Ограниченные и невежественные Додсоны невозмутимы в своем сытом спокойствии — ни радости, ни несчастья не могут оживить их унылого существования. Даже религия, которая у подобных людей сводится к «почитанию того, что было привычным и порядочным», их мало трогает.

Не говоря уж об отсутствии у них каких-либо высших духовных интересов. Называя жизнь Додсонов жалкой, наиболее прозаической формой человеческого существования, а их самих — «подобными муравьям».

Для истинных Додсонов единственный смысл и интерес существования заключается в накопительстве. Преданность богатству — их главная семейная традиция и доблесть. «Быть честным и бедным никогда не было девизом Додсонов, еще меньше — казаться богатым, а быть бедным; семья скорее придерживалась правила быть честным и богатым, и не только богатым, но и богаче, чем думали другие». Как большой художник, Д. Элиот верно подметила и с большим мастерством раскрыла эту «семейную» черту Додсонов. Любовь к деньгам преобладает у них над всеми другими чувствами. Так, например, мистер Глегг, добродушный и мягкий джентльмен, мог прослезиться, глядя, как продают за долги вещи какой-нибудь вдовы. Однако ему и в голову не приходило, что пять фунтов, которые он мог пожертвовать без ущерба для себя, спасли бы ее от верной нищеты. Ни он, ни м-с Глегг не представляют себе денежной сделки, от которой они не получили бы никакой выгоды. М-с Глегг однажды дает Тому несколько фунтов, чтобы он мог начать с ними коммерцию, и тут же предупреждает его о необходимости возвратить эти деньги с изрядными процентами, ибо у Додсонов деньги остаются деньгами даже при самых теплых родственных отношениях.

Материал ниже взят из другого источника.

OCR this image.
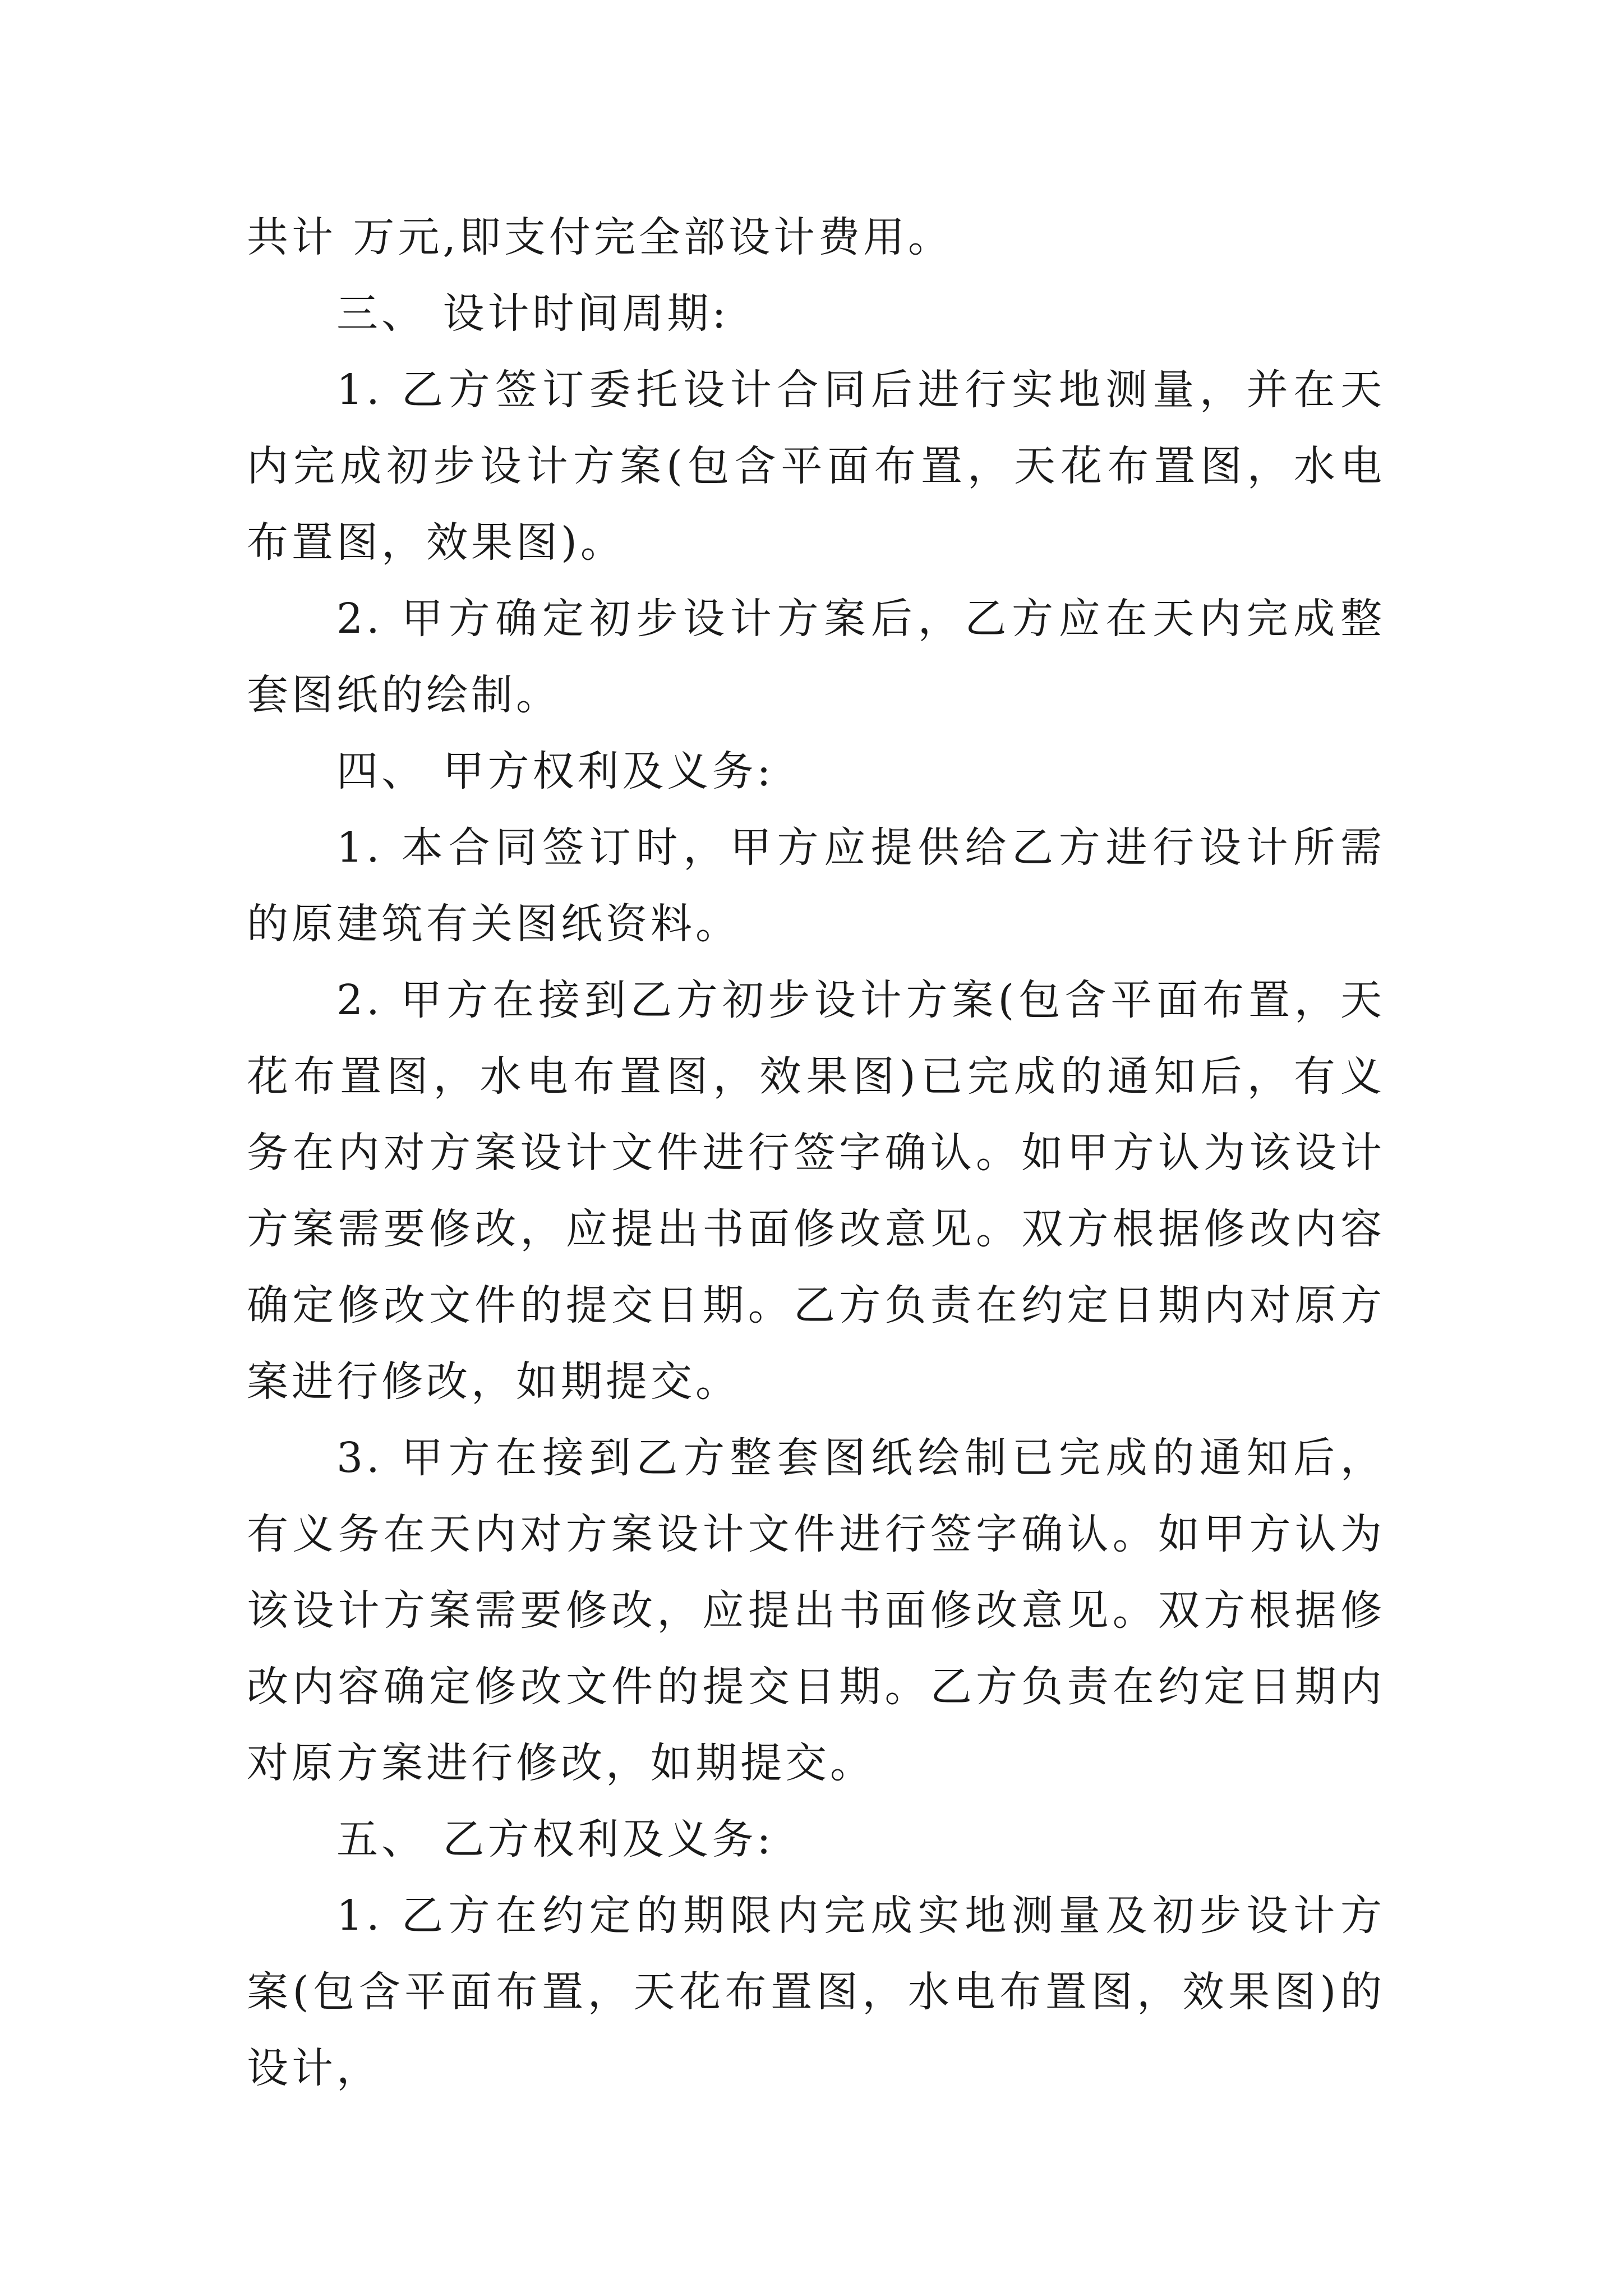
共计 万元,即支付完全部设计费用。

三、 设计时间周期:

1. 乙方签订委托设计合同后进行实地测量，并在天内完成初步设计方案(包含平面布置，天花布置图，水电布置图，效果图)。

2. 甲方确定初步设计方案后，乙方应在天内完成整套图纸的绘制。

四、 甲方权利及义务:

1. 本合同签订时，甲方应提供给乙方进行设计所需的原建筑有关图纸资料。

2. 甲方在接到乙方初步设计方案(包含平面布置，天花布置图，水电布置图，效果图)已完成的通知后，有义务在内对方案设计文件进行签字确认。如甲方认为该设计方案需要修改，应提出书面修改意见。双方根据修改内容确定修改文件的提交日期。乙方负责在约定日期内对原方案进行修改，如期提交。

3. 甲方在接到乙方整套图纸绘制已完成的通知后，有义务在天内对方案设计文件进行签字确认。如甲方认为该设计方案需要修改，应提出书面修改意见。双方根据修改内容确定修改文件的提交日期。乙方负责在约定日期内对原方案进行修改，如期提交。

五、 乙方权利及义务:

1. 乙方在约定的期限内完成实地测量及初步设计方案(包含平面布置，天花布置图，水电布置图，效果图)的设计，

Рассказывая о разорении Тулливера, писательница проводит мысль о том, что у людей, подобных Додсонам, утилитарное чувство личной выгоды сильнее фамильной чести и преданности семье. Нет конца их упрекам Тулливеру и сестре, которая так неосмотрительно вышла за него замуж много лет назад. Додсоны рассуждают о необходимости помочь обанкротившемуся Тулливеру (ради сохранения чести семьи), но их «помощь» не идет дальше разговоров — «ни решительно не намерены тратить свои деньги. Когда Тулливер поссорился с м-с Тлегг и та потребовала возвращения долга, чего Тулливер не мог сделать, дядюшка Пуллет на семейном совете «был, — по словам автора, — совершенно удовлетворен любым оборотом, какой бы ни приняла ссора, пока м-р Тулливер не обращался за деньгами лично к нему». Жалея м-с Тулливер, для которой весь ужас банкротства состоит в том, что ее любимые вещи попадут в руки чужих людей, ее сестры покупают на аукционе кое-что из ее имущества. Однако никто из родственников не подумал заплатить долги Тулливера и тем спасти семью от нищеты. А на аукционе они всеми средствами стараются подчеркнуть, что вещи миссис Тулливер им совсем не нужны, что у них дома есть лучшие, что делают они это только из великодушия.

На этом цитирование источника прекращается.